Masa Depan Bruno Guimaraes di Newcastle Belum Pasti, Arsenal Siapkan Tawaran Rp1,4 Triliun
Baca dalam 60 detik
- Pelatih Newcastle, Eddie Howe, mengakui belum bisa menjamin Bruno Guimaraes bertahan setelah Arsenal dikabarkan menyiapkan tawaran £70 juta.
- The Magpies tengah mengubah strategi rekrutmen dengan mendatangkan pemain muda berbakat dari Eropa seperti Sean Steur dan Aladji Bamba.
- Kepergian Sandro Tonali ke Tottenham sebesar £100 juta membuat lini tengah Newcastle melemah, sehingga mempertahankan Guimaraes menjadi prioritas.

Eddie Howe, pelatih Newcastle United, memberikan sinyal gamang soal masa depan kapten timnya, Bruno Guimaraes. Di tengah kabar Arsenal yang siap menggelontorkan dana sebesar £70 juta (sekitar Rp1,4 triliun) untuk merekrut gelandang Brasil tersebut, Howe hanya bisa mengatakan telah melakukan pembicaraan positif, namun tanpa jaminan apa pun.
BBC Sport melaporkan pekan ini bahwa Arsenal serius mendatangkan Guimaraes pada bursa transfer musim panas. Namun, manajemen Newcastle enggan kehilangan pemain kuncinya. “Saya sudah berbincang baik dengannya sebelum, selama, dan setelah Piala Dunia. Apa yang kami bicarakan harus tetap pribadi,” ujar Howe seusai laga uji coba melawan Gateshead yang berakhir imbang 1-1, Sabtu (29/7). “Dia pemain dan pribadi yang hebat. Saya tak tahu apa yang akan terjadi dengan masa depannya. Itu urusan orang lain untuk berspekulasi.”

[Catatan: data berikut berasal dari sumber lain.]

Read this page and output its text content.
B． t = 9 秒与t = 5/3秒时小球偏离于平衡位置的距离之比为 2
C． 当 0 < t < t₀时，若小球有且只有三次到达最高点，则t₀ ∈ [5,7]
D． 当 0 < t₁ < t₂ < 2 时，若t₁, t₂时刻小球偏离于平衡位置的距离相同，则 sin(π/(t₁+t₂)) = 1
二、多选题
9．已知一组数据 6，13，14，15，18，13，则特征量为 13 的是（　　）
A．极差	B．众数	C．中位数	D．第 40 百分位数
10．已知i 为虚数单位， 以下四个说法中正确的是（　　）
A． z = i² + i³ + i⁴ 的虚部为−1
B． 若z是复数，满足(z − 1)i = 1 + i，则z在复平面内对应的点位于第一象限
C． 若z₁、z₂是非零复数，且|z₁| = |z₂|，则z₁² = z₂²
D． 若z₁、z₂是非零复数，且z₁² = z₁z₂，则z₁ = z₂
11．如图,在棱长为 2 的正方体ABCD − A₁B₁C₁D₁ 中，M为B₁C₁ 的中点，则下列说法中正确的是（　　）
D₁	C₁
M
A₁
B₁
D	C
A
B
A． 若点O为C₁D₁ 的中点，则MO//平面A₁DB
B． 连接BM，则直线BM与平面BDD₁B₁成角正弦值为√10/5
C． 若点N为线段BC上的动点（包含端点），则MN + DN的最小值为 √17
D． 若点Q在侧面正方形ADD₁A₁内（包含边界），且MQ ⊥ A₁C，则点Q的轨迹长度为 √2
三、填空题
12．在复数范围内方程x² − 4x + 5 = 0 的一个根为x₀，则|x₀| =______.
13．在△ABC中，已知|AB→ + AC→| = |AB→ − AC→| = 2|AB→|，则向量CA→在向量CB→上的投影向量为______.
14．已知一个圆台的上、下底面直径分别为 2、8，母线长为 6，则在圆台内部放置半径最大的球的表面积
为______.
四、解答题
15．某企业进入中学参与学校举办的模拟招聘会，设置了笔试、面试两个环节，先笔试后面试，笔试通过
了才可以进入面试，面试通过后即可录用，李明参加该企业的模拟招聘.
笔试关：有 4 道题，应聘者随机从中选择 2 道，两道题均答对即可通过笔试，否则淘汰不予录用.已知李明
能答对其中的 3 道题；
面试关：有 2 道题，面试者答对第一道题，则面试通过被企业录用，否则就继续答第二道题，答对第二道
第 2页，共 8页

Guimaraes saat ini tengah menikmati liburan bersama keluarga setelah Brasil tersingkir di babak 16 besar Piala Dunia oleh Norwegia. Ia dijadwalkan kembali ke Newcastle pada Jumat (4/8) dan langsung bergabung dengan skuad untuk kamp latihan pramusim di Spanyol. Situasi ini mengingatkan pada saga transfer Alexander Isak yang akhirnya hengkang ke Liverpool tahun lalu. Namun, Howe menegaskan, “Tidak ada yang mengatakan Bruno tidak akan kembali berlatih bersama kami.”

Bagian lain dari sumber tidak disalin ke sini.